Report phishing and email fraud through these channels:
- FBI's IC3 (Internet Crime Complaint Center): The primary federal reporting hub for internet-enabled crime, including BEC, phishing, spoofing, and identity theft. File a complaint at ic3.gov.
- FTC (Federal Trade Commission): Report phishing and identity theft at reportfraud.ftc.gov. The FTC compiles reports to identify trends and support law enforcement action.
- Your email provider: Gmail, Outlook, and most major providers have a "Report phishing" option directly in the interface. Use it. It helps train spam filters for everyone.
- The Anti-Phishing Working Group (APWG): Forward phishing emails to [email protected]. APWG coordinates with law enforcement and industry to track phishing campaigns.
- Your organization's IT or security team: Internal reporting ensures your colleagues are warned and your systems are checked.
Reporting feels like a small act when you're already dealing with the stress of an attack. But the FBI's IC3 database exists because people report. The pattern data that helps agencies identify and disrupt criminal operations depends on it.
Email Fraud Prevention FAQs
What is the difference between phishing and spear phishing?
Phishing sends deceptive emails to a large, often untargeted list of recipients. Spear phishing targets a specific individual or organization using personalized details gathered through research, such as job titles, colleague names, or recent business transactions. Spear phishing has a much higher success rate because the emails are convincing.
What is business email compromise (BEC)?
Business email compromise is a targeted attack where criminals use a legitimate or convincing fake email account to impersonate a trusted person, typically an executive, vendor, or financial contact, to authorize fraudulent payments or data transfers. BEC attacks rarely use malware. They rely entirely on social engineering and email trust.
How does multi-factor authentication (MFA) prevent email fraud?
MFA adds a second verification step beyond your password. If a phishing email captures your login credentials, MFA blocks the attacker from using them without also having access to your phone or authentication app. It's the single most effective individual control against account compromise.
What are DMARC, SPF, and DKIM, and do I need all three?
SPF tells receiving servers which IP addresses are authorized to send email for your domain. DKIM signs outgoing messages cryptographically so recipients can verify their authenticity. DMARC uses both to instruct receiving servers on what to do when a message fails either check. You need all three working together for meaningful protection against domain spoofing. DMARC without SPF and DKIM has nothing to act on.
What should I do if I clicked a suspicious link in an email?
Disconnect from the internet immediately if you suspect malware was downloaded. Change passwords on any accounts accessible from that device. Run a malware scan. Contact your IT team if you're on a company network.
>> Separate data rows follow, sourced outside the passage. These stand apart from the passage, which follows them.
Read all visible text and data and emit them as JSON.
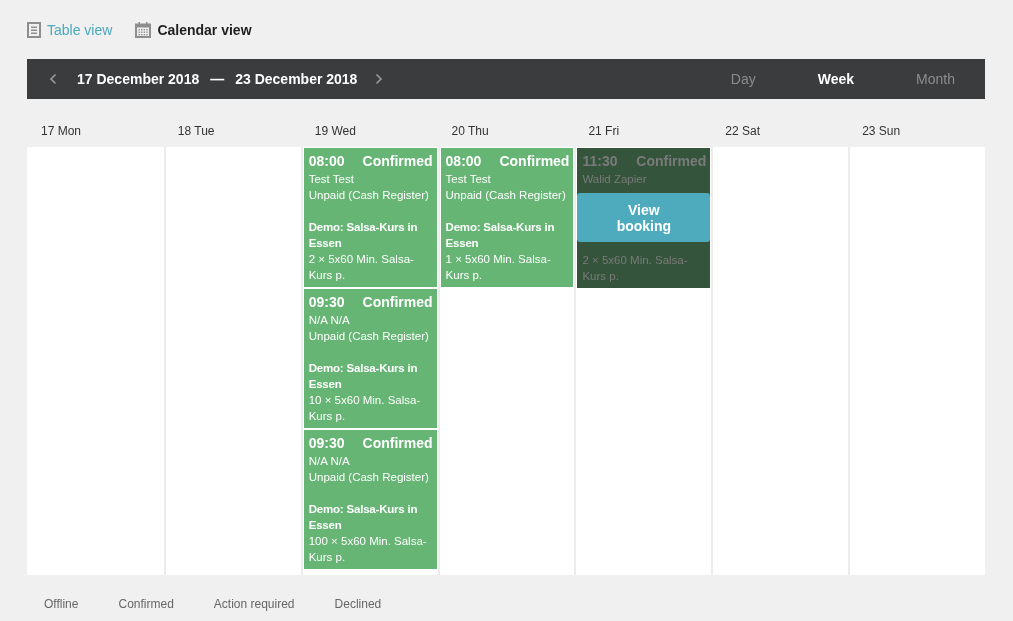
{
  "view_switcher": [
    {
      "kind": "table",
      "label": "Table view",
      "selected": false
    },
    {
      "kind": "calendar",
      "label": "Calendar view",
      "selected": true
    }
  ],
  "toolbar": {
    "range_start": "17 December 2018",
    "separator": "—",
    "range_end": "23 December 2018",
    "modes": [
      {
        "label": "Day",
        "selected": false
      },
      {
        "label": "Week",
        "selected": true
      },
      {
        "label": "Month",
        "selected": false
      }
    ]
  },
  "days": [
    {
      "label": "17 Mon"
    },
    {
      "label": "18 Tue"
    },
    {
      "label": "19 Wed",
      "bookings": [
        {
          "time": "08:00",
          "status": "Confirmed",
          "customer": "Test Test",
          "payment": "Unpaid (Cash Register)",
          "course": "Demo: Salsa-Kurs in Essen",
          "item": "2 × 5x60 Min. Salsa-Kurs p.",
          "hovered": false
        },
        {
          "time": "09:30",
          "status": "Confirmed",
          "customer": "N/A N/A",
          "payment": "Unpaid (Cash Register)",
          "course": "Demo: Salsa-Kurs in Essen",
          "item": "10 × 5x60 Min. Salsa-Kurs p.",
          "hovered": false
        },
        {
          "time": "09:30",
          "status": "Confirmed",
          "customer": "N/A N/A",
          "payment": "Unpaid (Cash Register)",
          "course": "Demo: Salsa-Kurs in Essen",
          "item": "100 × 5x60 Min. Salsa-Kurs p.",
          "hovered": false
        }
      ]
    },
    {
      "label": "20 Thu",
      "bookings": [
        {
          "time": "08:00",
          "status": "Confirmed",
          "customer": "Test Test",
          "payment": "Unpaid (Cash Register)",
          "course": "Demo: Salsa-Kurs in Essen",
          "item": "1 × 5x60 Min. Salsa-Kurs p.",
          "hovered": false
        }
      ]
    },
    {
      "label": "21 Fri",
      "bookings": [
        {
          "time": "11:30",
          "status": "Confirmed",
          "customer": "Walid Zapier",
          "item": "2 × 5x60 Min. Salsa-Kurs p.",
          "hovered": true,
          "action": "View booking"
        }
      ]
    },
    {
      "label": "22 Sat"
    },
    {
      "label": "23 Sun"
    }
  ],
  "legend": [
    "Offline",
    "Confirmed",
    "Action required",
    "Declined"
  ]
}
Check for any unauthorized account activity, and report the phishing email to your email provider and to the IC3.
How can I tell if an email is a phishing attempt?
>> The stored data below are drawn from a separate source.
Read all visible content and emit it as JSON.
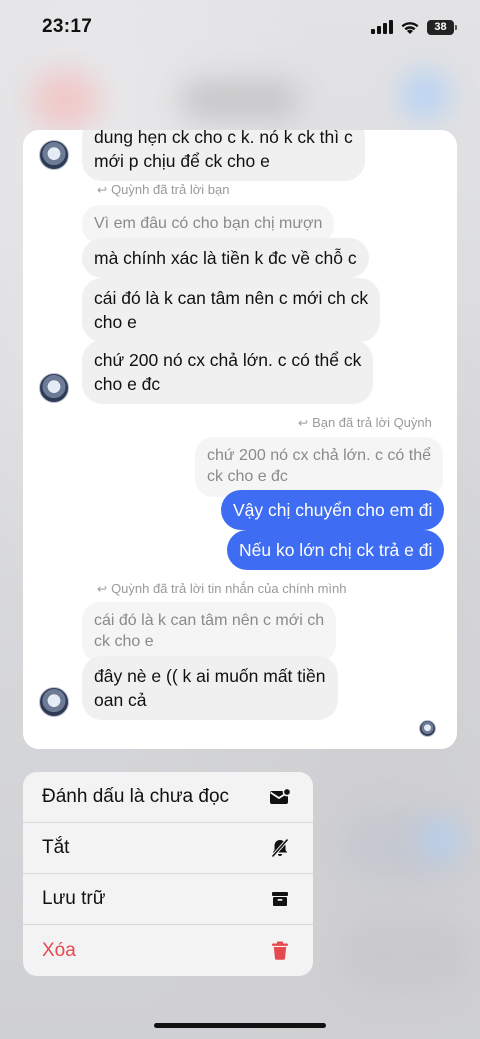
{
  "status_bar": {
    "time": "23:17",
    "battery": "38"
  },
  "chat": {
    "messages": [
      {
        "id": "m0",
        "text": "dung hẹn ck cho c k. nó k ck thì c\nmới p chịu để ck cho e"
      },
      {
        "id": "r1",
        "reply_label": "Quỳnh đã trả lời bạn"
      },
      {
        "id": "q1",
        "text": "Vì em đâu có cho bạn chị mượn"
      },
      {
        "id": "m1",
        "text": "mà chính xác là tiền k đc về chỗ c"
      },
      {
        "id": "m2",
        "text": "cái đó là k can tâm nên c mới ch ck\ncho e"
      },
      {
        "id": "m3",
        "text": "chứ 200 nó cx chả lớn. c có thể ck\ncho e đc"
      },
      {
        "id": "r2",
        "reply_label": "Bạn đã trả lời Quỳnh"
      },
      {
        "id": "q2",
        "text": "chứ 200 nó cx chả lớn. c có thể\nck cho e đc"
      },
      {
        "id": "o1",
        "text": "Vậy chị chuyển cho em đi"
      },
      {
        "id": "o2",
        "text": "Nếu ko lớn chị ck trả e đi"
      },
      {
        "id": "r3",
        "reply_label": "Quỳnh đã trả lời tin nhắn của chính mình"
      },
      {
        "id": "q3",
        "text": "cái đó là k can tâm nên c mới ch\nck cho e"
      },
      {
        "id": "m4",
        "text": "đây nè e (( k ai muốn mất tiền\noan cả"
      }
    ]
  },
  "context_menu": {
    "items": [
      {
        "label": "Đánh dấu là chưa đọc",
        "icon": "mark-unread-icon"
      },
      {
        "label": "Tắt",
        "icon": "bell-slash-icon"
      },
      {
        "label": "Lưu trữ",
        "icon": "archive-icon"
      },
      {
        "label": "Xóa",
        "icon": "trash-icon",
        "color": "#e5484d"
      }
    ]
  }
}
Check the full sender address for domain spoofing or mismatched domains. Look for urgent calls to action, generic greetings, suspicious links, and requests for credentials or payment. When in doubt, contact the apparent sender through a verified phone number before taking any action.
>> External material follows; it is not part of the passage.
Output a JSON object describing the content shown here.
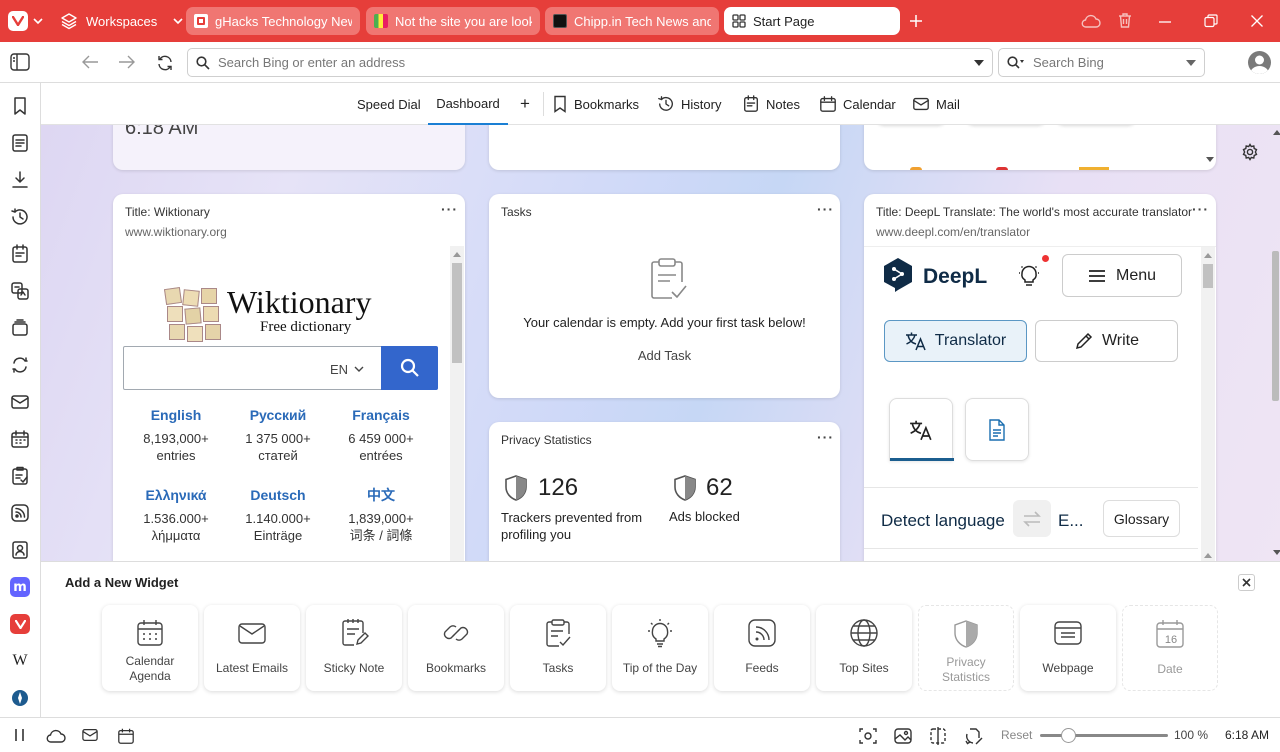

Email fraud prevention isn't a single tool or a one-time configuration. It's a set of habits, technical controls, and response procedures that work together. Nail the basics: deploy DMARC, SPF, and DKIM, enforce multi-factor authentication on every account, and train your team to treat urgent payment requests as automatic red flags. If you want to make sure your own email infrastructure isn't undermining your sender reputation, keeping your email list clean with automated verification is a smart place to start. And if something slips through, act fast, report it, and use our email deliverability and security resources to stay sharp. Fraud evolves. So should your defenses.